That was the tourists’ first series win in Australia for 24 years and such was the gulf between the two sides that predictions of a period of prolonged England dominance did not seem outlandish. They do now. But if Moores needs some inspiration at the start of this Ashes summer, he should look back at the travails of Arthur’s side in early 2013.

“There was a newspaper article when we played a one-day series against Sri Lanka in January of that year,” he says. “We actually drew the series 2-2 but I’ll never forget the headline in one of the papers which asked if this was ‘the worst Australian ODI team ever selected’.

“Well, eight of the players that we selected during that series played in the World Cup final. Josh Hazlewood, Shane Watson and James Faulkner were the only three who weren’t involved. We were bowled out for 74 at the Gabba in the third match in that series. The ball swung everywhere. No one was talking about Australia winning the World Cup then.

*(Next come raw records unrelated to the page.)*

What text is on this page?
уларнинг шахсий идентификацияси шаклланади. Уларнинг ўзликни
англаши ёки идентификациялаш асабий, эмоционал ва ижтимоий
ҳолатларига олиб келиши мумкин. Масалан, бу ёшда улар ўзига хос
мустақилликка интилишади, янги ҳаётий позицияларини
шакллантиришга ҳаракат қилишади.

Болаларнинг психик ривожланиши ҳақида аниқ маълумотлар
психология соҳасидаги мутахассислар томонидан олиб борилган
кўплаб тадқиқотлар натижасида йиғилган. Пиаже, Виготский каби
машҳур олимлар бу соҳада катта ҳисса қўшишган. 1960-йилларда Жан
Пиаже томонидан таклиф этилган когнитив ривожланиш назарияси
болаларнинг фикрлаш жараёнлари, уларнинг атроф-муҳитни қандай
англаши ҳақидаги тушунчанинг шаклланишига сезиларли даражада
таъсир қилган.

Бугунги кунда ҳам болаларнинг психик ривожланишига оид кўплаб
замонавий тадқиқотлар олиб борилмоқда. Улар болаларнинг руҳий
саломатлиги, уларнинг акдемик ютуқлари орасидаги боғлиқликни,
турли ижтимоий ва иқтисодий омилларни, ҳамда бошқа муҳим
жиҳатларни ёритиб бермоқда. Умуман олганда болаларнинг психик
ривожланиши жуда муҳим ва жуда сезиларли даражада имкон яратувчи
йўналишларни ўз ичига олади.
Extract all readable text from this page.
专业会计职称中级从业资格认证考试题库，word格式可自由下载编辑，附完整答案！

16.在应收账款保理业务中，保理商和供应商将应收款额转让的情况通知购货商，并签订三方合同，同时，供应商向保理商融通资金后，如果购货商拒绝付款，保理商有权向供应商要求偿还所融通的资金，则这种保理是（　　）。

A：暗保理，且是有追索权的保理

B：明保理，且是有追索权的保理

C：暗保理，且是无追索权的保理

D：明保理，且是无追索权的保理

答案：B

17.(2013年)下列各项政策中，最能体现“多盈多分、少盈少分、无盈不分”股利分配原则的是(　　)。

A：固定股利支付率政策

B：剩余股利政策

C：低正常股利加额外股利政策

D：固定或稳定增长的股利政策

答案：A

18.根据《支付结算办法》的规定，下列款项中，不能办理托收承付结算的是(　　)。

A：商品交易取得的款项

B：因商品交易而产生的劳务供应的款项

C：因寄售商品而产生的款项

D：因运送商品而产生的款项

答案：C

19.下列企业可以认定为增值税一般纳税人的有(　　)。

“You talk about timing, and that’s exactly the point. It was a battle for a year or two but to see the way they’ve come through is very rewarding.

“There are so many pure match-winners now. We were laughed at when we picked Glenn Maxwell, played David Warner and gave Steve Smith extended runs.

“We worked hard with Nathan Lyon, Mitchell Starc and Hazlewood. We brought them in during my time because we knew they were going to be very good players but they certainly weren’t the finished article then.”

The World Cup would suggest that they most definitely are now. If Moores is to experience an Ashes series for the first time, he will have to hope that his luck turns far quicker than Arthur’s did.